The Saudi event brought together the president of TotalEnergies, Patrick Pouyanné, and Amin Nasser, managing director of the public company Saudi Aramco. Nasser cited tree planting, carbon capture technology, gas-derived hydrogen fuel and a “circular carbon economy,” or recycling, as climate solutions.

Adel al-Jubeir, Saudi Minister of State for Foreign Affairs
Adel al-Jubeir, Saudi Minister of State for Foreign Affairs © Nariman El-Mofty/AP

Held alongside COP27, Friday’s ‘decarbonization day’ featured a panel on greening the oil and gas sector that posed questions such as ‘what is your vision for developing oil and gas resources while reducing emissions? »

Stu Jones of Bechtel told the audience that COP27 was the first that “international oil companies have been invited to attend. . . This acknowledges the fact that the [integrated oil companies] have an important role to play in decarbonizing and reducing emissions”. Many had promised to support the goals of the Paris Agreement, he added.

“I have attended eight COPs and have never seen such blatant promotion of oil and gas from a presidency before,” said David Tong of Oil Change International. “There is no legitimacy in a COP presidency giving a big platform to big polluters without even asking them tough questions.”

Egypt’s COP27 ambassador Wael Aboulmagd said he did not have exact figures on which lobbyists attended, but insisted speakers at the ‘decarbonisation day’ had been vetted for ensure that they had demonstrated real action.

Leaders of the Gas Exporting Countries Forum and OPEC will make official statements at the UN summit next week, alongside world leaders, heads of nonprofit organizations and intergovernmental groups.

Patrick Pouyanné, President of TotalEnergies

Patrick Pouyanné, president of TotalEnergies: “We are investing massively in gas, because gas is a transition fuel” © Fayez Nureldine/AFP/Getty Images

“I don’t think we can continue to deal with such an overwhelming presence,” said Laurence Tubiana, a key architect of the Paris Agreement. “They have so much money to do PR. . . They come when they see it’s really bad [for the industry].”

The gas industry lobby was a ‘huge problem’, said Catherine McKenna, Canada’s former climate minister who last week launched a UN-commissioned report on how to tackle corporate greenwashing .

Among the contentious issues at COP27 is whether gas can be considered a “transitional” fuel, or an intermediate step as the use of coal is phased out.
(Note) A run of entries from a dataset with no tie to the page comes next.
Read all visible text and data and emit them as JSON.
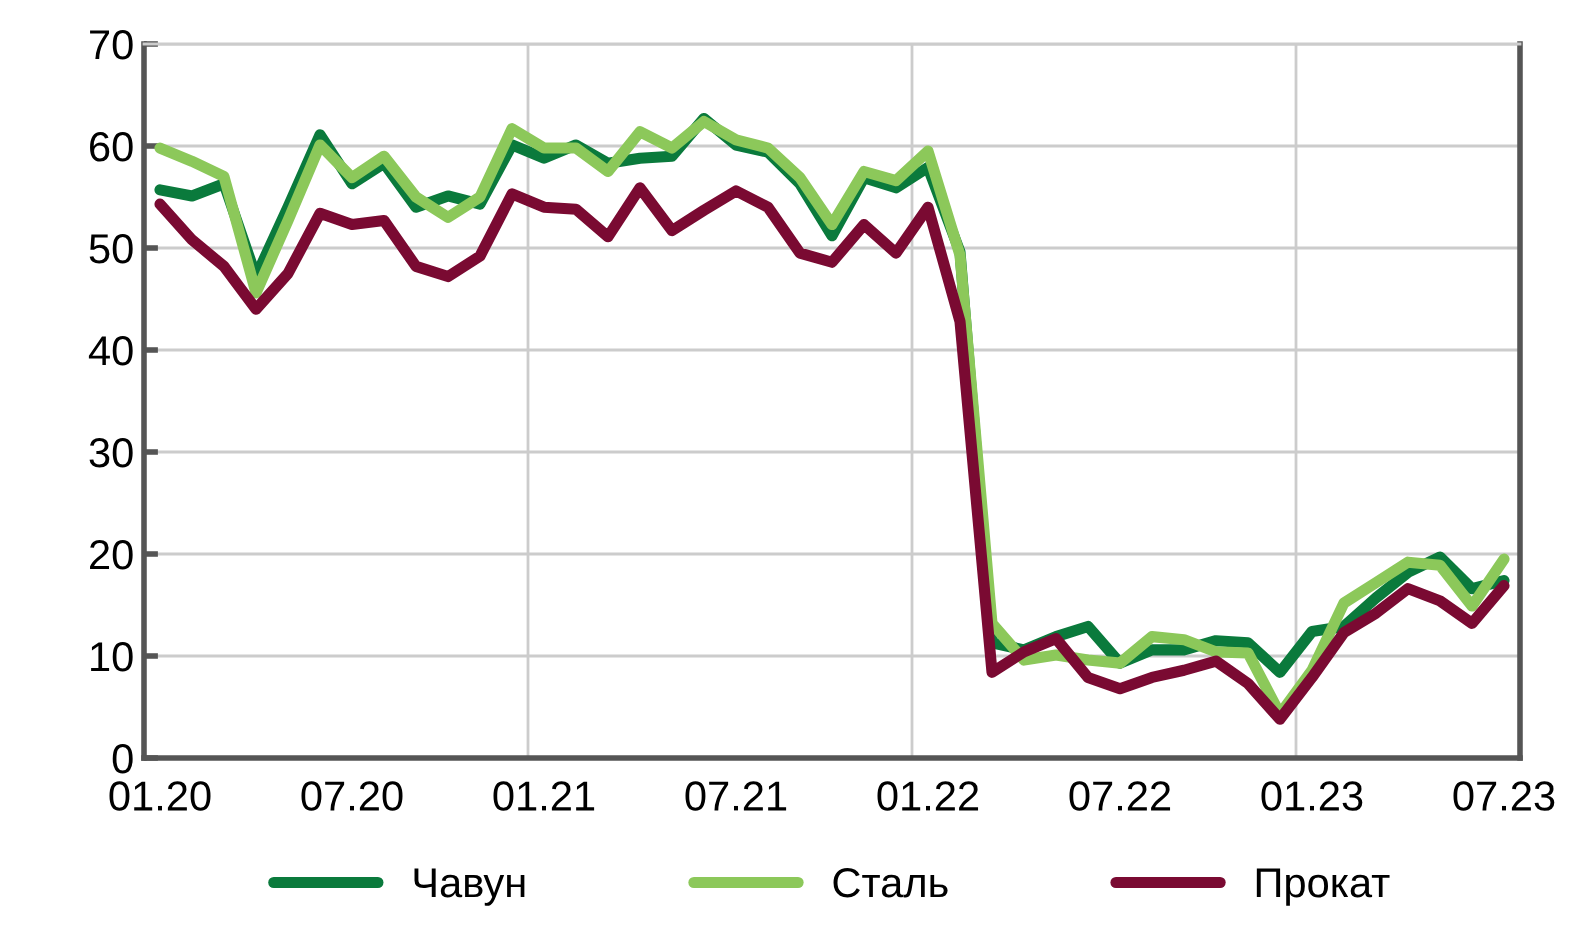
{
  "chart_data": {
    "type": "line",
    "categories": [
      "01.20",
      null,
      null,
      null,
      null,
      null,
      "07.20",
      null,
      null,
      null,
      null,
      null,
      "01.21",
      null,
      null,
      null,
      null,
      null,
      "07.21",
      null,
      null,
      null,
      null,
      null,
      "01.22",
      null,
      null,
      null,
      null,
      null,
      "07.22",
      null,
      null,
      null,
      null,
      null,
      "01.23",
      null,
      null,
      null,
      null,
      null,
      "07.23"
    ],
    "series": [
      {
        "name": "Чавун",
        "color": "#0a7a3c",
        "values": [
          55.7,
          55.1,
          56.3,
          47.2,
          54,
          61.1,
          56.3,
          58.3,
          54,
          55.1,
          54.3,
          60.1,
          58.8,
          60.1,
          58.3,
          58.8,
          59,
          62.7,
          60.1,
          59.4,
          56.3,
          51.2,
          56.9,
          55.9,
          57.9,
          49.6,
          11.3,
          10.6,
          11.9,
          12.9,
          9.3,
          10.6,
          10.6,
          11.5,
          11.3,
          8.4,
          12.4,
          12.9,
          15.7,
          18.2,
          19.7,
          16.6,
          17.4
        ]
      },
      {
        "name": "Сталь",
        "color": "#8cc85a",
        "values": [
          59.8,
          58.5,
          57,
          45.6,
          52.7,
          60.1,
          56.9,
          59,
          55,
          53,
          55,
          61.7,
          59.8,
          59.8,
          57.5,
          61.4,
          59.8,
          62.4,
          60.6,
          59.8,
          56.9,
          52.3,
          57.5,
          56.6,
          59.5,
          49.3,
          13.2,
          9.6,
          10.1,
          9.6,
          9.3,
          11.9,
          11.6,
          10.4,
          10.3,
          4.3,
          8.6,
          15.2,
          17.2,
          19.2,
          18.9,
          14.9,
          19.5
        ]
      },
      {
        "name": "Прокат",
        "color": "#7a0a32",
        "values": [
          54.3,
          50.8,
          48.2,
          44,
          47.5,
          53.4,
          52.3,
          52.7,
          48.2,
          47.2,
          49.2,
          55.3,
          54,
          53.8,
          51.1,
          55.9,
          51.7,
          53.7,
          55.6,
          54,
          49.5,
          48.6,
          52.3,
          49.5,
          54,
          42.8,
          8.4,
          10.4,
          11.7,
          7.9,
          6.8,
          7.9,
          8.6,
          9.5,
          7.3,
          3.8,
          7.9,
          12.3,
          14.2,
          16.6,
          15.4,
          13.2,
          16.9
        ]
      }
    ],
    "ylim": [
      0,
      70
    ],
    "yticks": [
      0,
      10,
      20,
      30,
      40,
      50,
      60,
      70
    ],
    "grid": true,
    "legend": "bottom",
    "line_style": "solid",
    "marker": "none"
  }
}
It is composed primarily of methane, which has 80 times the warming power of carbon, but has a shorter lifespan.

“We are investing heavily in gas, because gas is a transition fuel,” TotalEnergies’ Pouyanne said at the Saudi summit.

A few days before the start of the COP, the Egyptian Minister of Petroleum and Mineral Resources, Tarek El Molla, declared that gas “will continue to play a key role in the future energy mix”.
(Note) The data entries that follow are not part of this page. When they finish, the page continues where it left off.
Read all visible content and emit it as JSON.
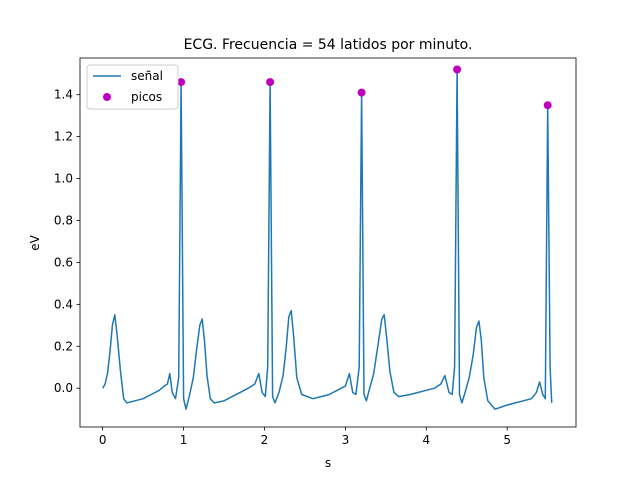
{
  "chart_data": {
    "type": "line",
    "title": "ECG. Frecuencia = 54 latidos por minuto.",
    "xlabel": "s",
    "ylabel": "eV",
    "xlim": [
      -0.28,
      5.85
    ],
    "ylim": [
      -0.185,
      1.575
    ],
    "xticks": [
      0,
      1,
      2,
      3,
      4,
      5
    ],
    "yticks": [
      0.0,
      0.2,
      0.4,
      0.6,
      0.8,
      1.0,
      1.2,
      1.4
    ],
    "ytick_labels": [
      "0.0",
      "0.2",
      "0.4",
      "0.6",
      "0.8",
      "1.0",
      "1.2",
      "1.4"
    ],
    "grid": false,
    "legend_position": "top-left",
    "series": [
      {
        "name": "señal",
        "color": "#1f77b4",
        "x": [
          0.0,
          0.03,
          0.06,
          0.09,
          0.12,
          0.15,
          0.18,
          0.22,
          0.26,
          0.3,
          0.4,
          0.5,
          0.6,
          0.7,
          0.76,
          0.8,
          0.83,
          0.86,
          0.9,
          0.94,
          0.97,
          1.0,
          1.03,
          1.07,
          1.12,
          1.16,
          1.2,
          1.23,
          1.26,
          1.29,
          1.33,
          1.38,
          1.5,
          1.6,
          1.7,
          1.8,
          1.88,
          1.93,
          1.97,
          2.01,
          2.04,
          2.07,
          2.1,
          2.13,
          2.18,
          2.23,
          2.27,
          2.3,
          2.33,
          2.36,
          2.4,
          2.46,
          2.6,
          2.7,
          2.8,
          2.9,
          3.0,
          3.05,
          3.09,
          3.13,
          3.17,
          3.2,
          3.23,
          3.26,
          3.3,
          3.35,
          3.4,
          3.45,
          3.48,
          3.51,
          3.55,
          3.6,
          3.66,
          3.8,
          3.9,
          4.0,
          4.1,
          4.18,
          4.23,
          4.28,
          4.32,
          4.35,
          4.38,
          4.41,
          4.44,
          4.48,
          4.53,
          4.58,
          4.62,
          4.65,
          4.68,
          4.71,
          4.76,
          4.85,
          5.0,
          5.1,
          5.2,
          5.3,
          5.36,
          5.4,
          5.44,
          5.47,
          5.5,
          5.53,
          5.55
        ],
        "y": [
          0.0,
          0.02,
          0.07,
          0.17,
          0.3,
          0.35,
          0.25,
          0.08,
          -0.05,
          -0.07,
          -0.06,
          -0.05,
          -0.03,
          -0.01,
          0.01,
          0.02,
          0.07,
          -0.02,
          -0.05,
          0.05,
          1.46,
          -0.05,
          -0.1,
          -0.04,
          0.05,
          0.18,
          0.3,
          0.33,
          0.22,
          0.06,
          -0.05,
          -0.07,
          -0.06,
          -0.04,
          -0.02,
          0.0,
          0.02,
          0.07,
          -0.02,
          -0.04,
          0.1,
          1.46,
          -0.04,
          -0.07,
          -0.02,
          0.06,
          0.2,
          0.34,
          0.37,
          0.25,
          0.05,
          -0.03,
          -0.05,
          -0.04,
          -0.03,
          -0.01,
          0.01,
          0.07,
          -0.02,
          -0.03,
          0.1,
          1.41,
          -0.03,
          -0.06,
          0.0,
          0.07,
          0.2,
          0.33,
          0.35,
          0.24,
          0.08,
          -0.02,
          -0.04,
          -0.03,
          -0.02,
          -0.01,
          0.0,
          0.02,
          0.06,
          -0.02,
          -0.03,
          0.1,
          1.52,
          -0.03,
          -0.07,
          -0.02,
          0.05,
          0.16,
          0.29,
          0.32,
          0.23,
          0.05,
          -0.06,
          -0.1,
          -0.08,
          -0.07,
          -0.06,
          -0.05,
          -0.02,
          0.03,
          -0.03,
          -0.05,
          1.35,
          0.1,
          -0.07
        ]
      },
      {
        "name": "picos",
        "color": "#bf00bf",
        "x": [
          0.97,
          2.07,
          3.2,
          4.38,
          5.5
        ],
        "y": [
          1.46,
          1.46,
          1.41,
          1.52,
          1.35
        ]
      }
    ]
  }
}
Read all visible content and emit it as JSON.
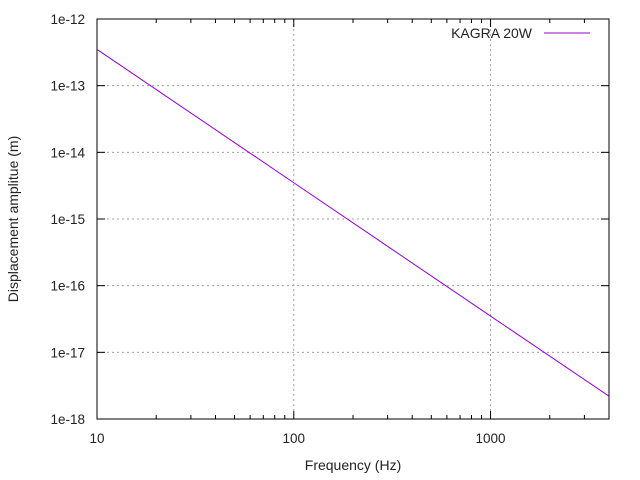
{
  "chart_data": {
    "type": "line",
    "title": "",
    "xlabel": "Frequency (Hz)",
    "ylabel": "Displacement amplitue (m)",
    "x_scale": "log",
    "y_scale": "log",
    "xlim": [
      10,
      4000
    ],
    "ylim": [
      1e-18,
      1e-12
    ],
    "x_ticks": [
      10,
      100,
      1000
    ],
    "x_tick_labels": [
      "10",
      "100",
      "1000"
    ],
    "y_ticks": [
      1e-12,
      1e-13,
      1e-14,
      1e-15,
      1e-16,
      1e-17,
      1e-18
    ],
    "y_tick_labels": [
      "1e-12",
      "1e-13",
      "1e-14",
      "1e-15",
      "1e-16",
      "1e-17",
      "1e-18"
    ],
    "grid": true,
    "legend_position": "top-right",
    "series": [
      {
        "name": "KAGRA 20W",
        "color": "#9400d3",
        "x": [
          10,
          100,
          1000,
          4000
        ],
        "y": [
          3.5e-13,
          3.5e-15,
          3.5e-17,
          2.2e-18
        ]
      }
    ]
  }
}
Patricia Espinosa speaking at COP26 in 2021
Patricia Espinosa speaking at COP26 in 2021 © Ian Forsyth/Getty Images

Patricia Espinosa, the Mexican diplomat who left her post as UN climate chief this year, said generalizations were of no use because countries had specific needs and resources. If countries thought the new gas was essential, they should set out a clear plan to move away from it in the longer term, she said.

“That’s what we don’t see… We still don’t have a serious assessment, a serious study of what the energy transition will look like.
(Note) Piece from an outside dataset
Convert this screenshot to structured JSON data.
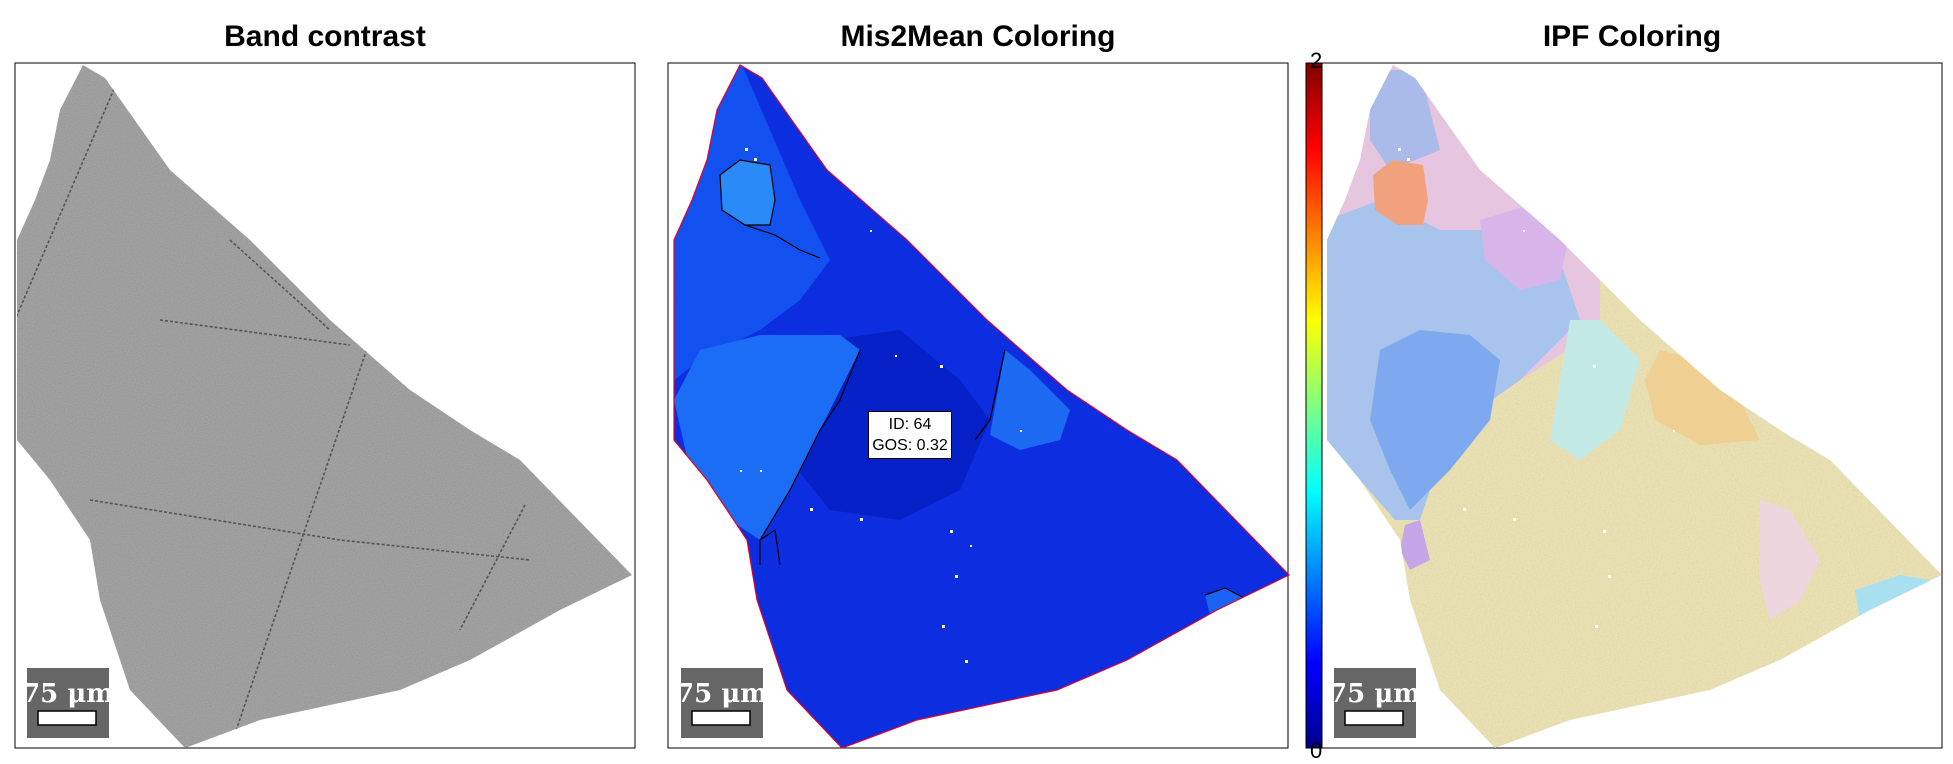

Formal negotiations will be the focus of the COP next week, which analysts fear will be swayed by fossil fuel interests seeking to delay more ambitious climate action.

People familiar with the talks said countries like China and Saudi Arabia wanted to limit a “work program” on how the countries would work together to cut emissions faster by 2030.

Addressing disappointment with US leaders over raising capital for clean energy shifts in poorer countries, US Senator Sheldon Whitehouse said “corporate America” ​​had dampened ambition.

“The fossil fuel industry runs a very complex and elaborate operation to attack climate action, usually hiding its hand behind front groups” since publicly traded companies “don’t want to own their behavior,” he said. declared. “It’s a massive political influence operation – it’s very powerful.”